1. Remembering What Could Have Been
The psalm continues:
“Let Israel say—
If the Lord had not been on our side when people attacked us,
they would have swallowed us alive…” (Psalm 124:1–3)
This is the spiritual discipline of remembering. Not in a morbid way, but in a humble, grateful way.
Many of us can look back and say honestly:
- If God had not been on my side, I would not have made it through that season.
- If God had not intervened, that relationship would have destroyed me.
- If God had not given me strength, I would have given up.
This kind of reflection doesn’t lead to fear — it leads to worship. It reminds us that our survival, growth, healing, and perseverance are not the result of our own brilliance or toughness alone. They are gifts of grace.
2. God Was Not Just Aware — He Was Active
Psalm 124 doesn’t describe a passive God who merely watched from a distance. It portrays a God who rescued, delivered, and intervened.
“The flood would have engulfed us,
the torrent would have swept over us,
the raging waters would have swept us away.” (vv. 4–5)
These are images of unstoppable force — chaos, destruction, and overwhelming pressure. And yet, the psalmist says, God stopped the flood. God broke the trap. God freed His people.
This reminds us of a crucial truth:
God is not just on our side emotionally — He is on our side powerfully.
He does not merely sympathize with our pain. He acts. He rescues. He sustains. He protects.
3. The Trap Was Real — But So Was the Rescue
“We have escaped like a bird from the fowler’s snare;
the snare has been broken, and we have escaped.” (v. 7)
The psalmist doesn’t deny the danger. The trap was real. The threat was real. The enemy was real. But what was even more real was the deliverance of God.
Some of us have lived long enough to say:
- That addiction could have destroyed me — but God broke the snare.
- That bitterness could have hardened my heart — but God softened it.
- That season of despair could have ended me — but God rescued me.
Escape does not always mean the problem disappears. Sometimes it means we walk out alive when we shouldn’t have. Sometimes it means our faith survives when we thought it wouldn’t. Sometimes it means our soul is still intact when everything else was shaking.
4. Gratitude Is the Only Honest Response
The psalm ends with one of the most powerful confessions in Scripture:
“Our help is in the name of the Lord,
the Maker of heaven and earth.” (v. 8)
This is not just poetry — it is theology shaped by experience.
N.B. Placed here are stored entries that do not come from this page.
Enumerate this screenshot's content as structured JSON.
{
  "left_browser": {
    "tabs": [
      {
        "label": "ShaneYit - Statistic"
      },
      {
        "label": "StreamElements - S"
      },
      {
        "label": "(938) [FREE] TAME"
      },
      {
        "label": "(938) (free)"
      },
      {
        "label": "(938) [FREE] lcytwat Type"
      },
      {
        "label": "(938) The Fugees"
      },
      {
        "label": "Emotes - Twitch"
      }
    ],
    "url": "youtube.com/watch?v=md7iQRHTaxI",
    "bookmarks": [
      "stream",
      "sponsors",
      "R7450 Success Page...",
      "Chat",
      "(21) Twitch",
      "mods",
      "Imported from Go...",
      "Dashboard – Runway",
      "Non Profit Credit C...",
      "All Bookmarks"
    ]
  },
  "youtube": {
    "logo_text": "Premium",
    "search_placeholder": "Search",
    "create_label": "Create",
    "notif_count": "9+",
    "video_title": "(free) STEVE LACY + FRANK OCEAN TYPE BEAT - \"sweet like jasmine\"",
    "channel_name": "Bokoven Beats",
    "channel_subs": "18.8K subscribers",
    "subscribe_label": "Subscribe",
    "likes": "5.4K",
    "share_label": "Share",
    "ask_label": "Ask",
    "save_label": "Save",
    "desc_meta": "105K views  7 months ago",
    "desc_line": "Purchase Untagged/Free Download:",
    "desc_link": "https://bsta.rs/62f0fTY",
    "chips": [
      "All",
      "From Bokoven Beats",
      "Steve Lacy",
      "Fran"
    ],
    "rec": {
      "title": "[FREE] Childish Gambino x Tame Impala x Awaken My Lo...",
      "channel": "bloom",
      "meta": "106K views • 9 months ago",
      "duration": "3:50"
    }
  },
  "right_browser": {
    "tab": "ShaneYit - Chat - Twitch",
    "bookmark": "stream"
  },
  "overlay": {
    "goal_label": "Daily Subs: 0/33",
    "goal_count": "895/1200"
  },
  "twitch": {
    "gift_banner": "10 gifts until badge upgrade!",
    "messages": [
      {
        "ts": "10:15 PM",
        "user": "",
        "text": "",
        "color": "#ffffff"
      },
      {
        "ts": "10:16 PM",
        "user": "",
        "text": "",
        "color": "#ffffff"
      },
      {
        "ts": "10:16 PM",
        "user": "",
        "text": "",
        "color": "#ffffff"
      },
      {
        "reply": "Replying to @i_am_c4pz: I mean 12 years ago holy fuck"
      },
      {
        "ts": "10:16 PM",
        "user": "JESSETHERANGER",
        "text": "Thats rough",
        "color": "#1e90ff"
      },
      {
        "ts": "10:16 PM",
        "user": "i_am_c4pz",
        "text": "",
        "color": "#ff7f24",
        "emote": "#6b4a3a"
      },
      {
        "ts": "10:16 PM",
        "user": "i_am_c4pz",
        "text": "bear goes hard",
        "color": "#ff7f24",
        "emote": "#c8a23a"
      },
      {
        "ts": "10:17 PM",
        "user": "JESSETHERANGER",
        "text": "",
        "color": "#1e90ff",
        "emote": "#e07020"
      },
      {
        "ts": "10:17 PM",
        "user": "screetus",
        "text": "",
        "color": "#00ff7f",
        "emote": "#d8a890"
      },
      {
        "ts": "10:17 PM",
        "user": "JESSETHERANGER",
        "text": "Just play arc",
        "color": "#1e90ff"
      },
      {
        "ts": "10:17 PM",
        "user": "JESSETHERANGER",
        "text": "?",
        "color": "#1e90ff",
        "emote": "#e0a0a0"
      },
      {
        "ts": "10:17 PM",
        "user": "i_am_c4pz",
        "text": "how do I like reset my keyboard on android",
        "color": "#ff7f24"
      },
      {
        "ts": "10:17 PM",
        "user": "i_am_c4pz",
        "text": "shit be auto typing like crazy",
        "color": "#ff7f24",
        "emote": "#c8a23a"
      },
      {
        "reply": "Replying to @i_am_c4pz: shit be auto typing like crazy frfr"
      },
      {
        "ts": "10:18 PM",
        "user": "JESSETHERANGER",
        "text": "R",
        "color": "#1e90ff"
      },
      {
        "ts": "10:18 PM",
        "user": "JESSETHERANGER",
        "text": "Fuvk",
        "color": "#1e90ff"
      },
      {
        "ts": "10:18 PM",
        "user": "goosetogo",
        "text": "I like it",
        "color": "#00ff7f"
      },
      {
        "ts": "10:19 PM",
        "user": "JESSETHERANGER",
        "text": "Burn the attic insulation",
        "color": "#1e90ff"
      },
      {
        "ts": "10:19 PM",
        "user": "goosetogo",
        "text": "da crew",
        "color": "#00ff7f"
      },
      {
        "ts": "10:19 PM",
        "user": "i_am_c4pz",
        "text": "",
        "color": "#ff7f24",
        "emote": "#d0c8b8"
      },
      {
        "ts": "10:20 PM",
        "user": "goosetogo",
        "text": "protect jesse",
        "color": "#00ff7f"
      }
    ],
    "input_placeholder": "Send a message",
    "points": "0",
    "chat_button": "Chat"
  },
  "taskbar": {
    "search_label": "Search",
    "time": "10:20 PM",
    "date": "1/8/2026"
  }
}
The God who made the universe is the same God who stepped into their crisis. The Creator became their Rescuer.
When we truly grasp this, pride has no place. We stop saying, “I made it through,” and start saying, “God carried me through.”
Gratitude is not a personality trait — it is a spiritual response to remembering who God is and what He has done.
5. Your Story Has a Testimony Inside It
Psalm 124 invites every believer to insert their own name:
If the Lord had not been on my side…
Finish that sentence honestly:
- …I wouldn’t still be standing.
- …my marriage wouldn’t have survived.
- …my faith would have collapsed.
- …my future would look very different.
Your story — even the painful parts — carries a testimony. Not a testimony of how strong you are, but of how faithful God has been.
And that testimony matters. Not only to you, but to others who are still in the middle of their storm, wondering if they will survive.
Final Thought
Psalm 124 is not about fear of the past — it is about confidence for the future. The God who was on your side then is still on your side now.
So today, don’t rush past this sentence:
“If God had not been on my side…”
Sit with it. Reflect. Give thanks. And then finish the psalm with confidence:
“Our help is in the name of the Lord, the Maker of heaven and earth.”